Feld filed this action (the “Fee Litigation”) in November 2012 to recover the outstanding

$2.4 million, claiming that FFIC had breached its “contractual obligation to pay reasonable defense

fees and expenses.” Id. In late 2015, following discovery, both parties moved for summary

judgment. See Def. FFIC’s Mot. for Summ. J. & Mem. of P. & A. in Supp. Thereof [ECF No.

68]; Pl. Kenneth Feld’s Mot. for Summ. J. & Statement of Supporting P. & A. [ECF No. 69]. The

primary issue on summary judgment was whether a rate agreement had existed.
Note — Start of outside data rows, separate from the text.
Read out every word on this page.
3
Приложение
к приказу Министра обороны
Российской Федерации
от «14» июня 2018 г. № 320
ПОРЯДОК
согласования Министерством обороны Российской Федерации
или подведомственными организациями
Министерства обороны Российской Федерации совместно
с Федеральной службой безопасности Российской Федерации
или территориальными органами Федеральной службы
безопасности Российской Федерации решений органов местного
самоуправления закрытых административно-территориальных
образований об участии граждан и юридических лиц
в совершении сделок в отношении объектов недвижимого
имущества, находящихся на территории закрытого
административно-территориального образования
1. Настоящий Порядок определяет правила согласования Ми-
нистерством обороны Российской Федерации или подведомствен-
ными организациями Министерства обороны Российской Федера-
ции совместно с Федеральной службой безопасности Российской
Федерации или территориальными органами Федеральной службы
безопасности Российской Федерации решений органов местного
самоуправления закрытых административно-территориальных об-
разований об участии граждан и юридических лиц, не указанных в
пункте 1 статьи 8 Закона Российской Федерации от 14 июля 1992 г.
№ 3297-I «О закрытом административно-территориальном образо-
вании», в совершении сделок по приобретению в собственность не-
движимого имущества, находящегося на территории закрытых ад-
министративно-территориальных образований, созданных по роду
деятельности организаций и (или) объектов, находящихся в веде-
See Feld, 206 F.

Supp. 3d at 381. The parties’ briefing also put the reasonableness of the hours billed by Fulbright

into dispute. See, e.g., Def. FFIC’s Opp’n to Pl.’s Mot. for Summ. J. [ECF No. 83] at 21 (“Not

only are the rates sought by Feld unreasonable, but many of the tasks for which he seeks

reimbursement are on their face unreasonable.”); Reply to Def. FFIC’s Opp’n to Pl. Kenneth Feld’s

Mot. for Summ. J. [ECF No. 89] at 20–21 (“By approving as reasonable and necessary 98% of the

hours for which Mr. Feld sought reimbursement, FFIC has waived its ability to argue that those

same hours were unreasonable.”).

The Court ruled on the summary judgment motions in September 2016. The Court’s

opinion resolved three issues. First, it rejected an argument made by FFIC that Feld had provided

FFIC with “late notice” of his insurance claim. See Feld, 206 F. Supp. 3d at 384. Second, the

Court held that a rate agreement existed as a matter of law, and thus Feld’s “breach of contract

action fail[ed] as to the $2,224,121.61 attributable solely to the parties’ dispute as to attorney

rates.” Id. at 389–90 (internal quotation marks omitted). Third, the Court rejected Feld’s claim

that FFIC had breached an implied covenant of good faith and fair dealing. Id. at 393. The Court’s

3 opinion also, in Section III, left in dispute at least one issue: whether FFIC had “breached its

obligation to pay reasonable expenses.” Id. at 392. The opinion did not explicitly address the

reasonableness of the hours billed by Fulbright.

After the Court’s summary judgment opinion was issued, the parties began negotiations to

“settle the issues remaining before the Court.” Joint Status Report [ECF No. 98] at 1. On

November 6, 2017, the parties filed a joint stipulation for partial dismissal with prejudice,

informing the Court that they had “entered into a Settlement Agreement and Partial Release . . .

with respect to any and all matters remaining in dispute in the Lawsuit after the entry of the Court’s

[September 12, 2016 opinion], including those parts of Plaintiff’s claims identified in Section III.”

Joint Stip. For Partial Dismissal with Prejudice & Entry of Final J. [ECF No. 102] at 1. The

stipulation noted that the agreement “does not apply to those matters resolved through the

Memorandum Opinion.” Id. The Court thereafter entered an order dismissing the case with

prejudice pursuant to the terms of the parties’ Settlement Agreement, retaining jurisdiction only to

enforce the terms of the agreement. Order of Nov. 8, 2017 [ECF No. 103].

Feld then appealed to the D.C. Circuit, primarily challenging this Court’s ruling that a

binding rate agreement existed as a matter of law. See Pl.’s Notice of Appeal [ECF No. 104];

Feld, 909 F.3d at 1193. Finding material facts at issue, the D.C. Circuit vacated this Court’s

decision and remanded for a jury trial on the question whether a rate agreement existed, noting

that “[i]f the jury reaches a verdict in favor of Feld and finds that no agreement was reached, then

a determination will have to be made regarding reasonable rates for fees.” Feld, 909 F.3d at 1198.

This Court held a trial on the rate agreement question in July 2019.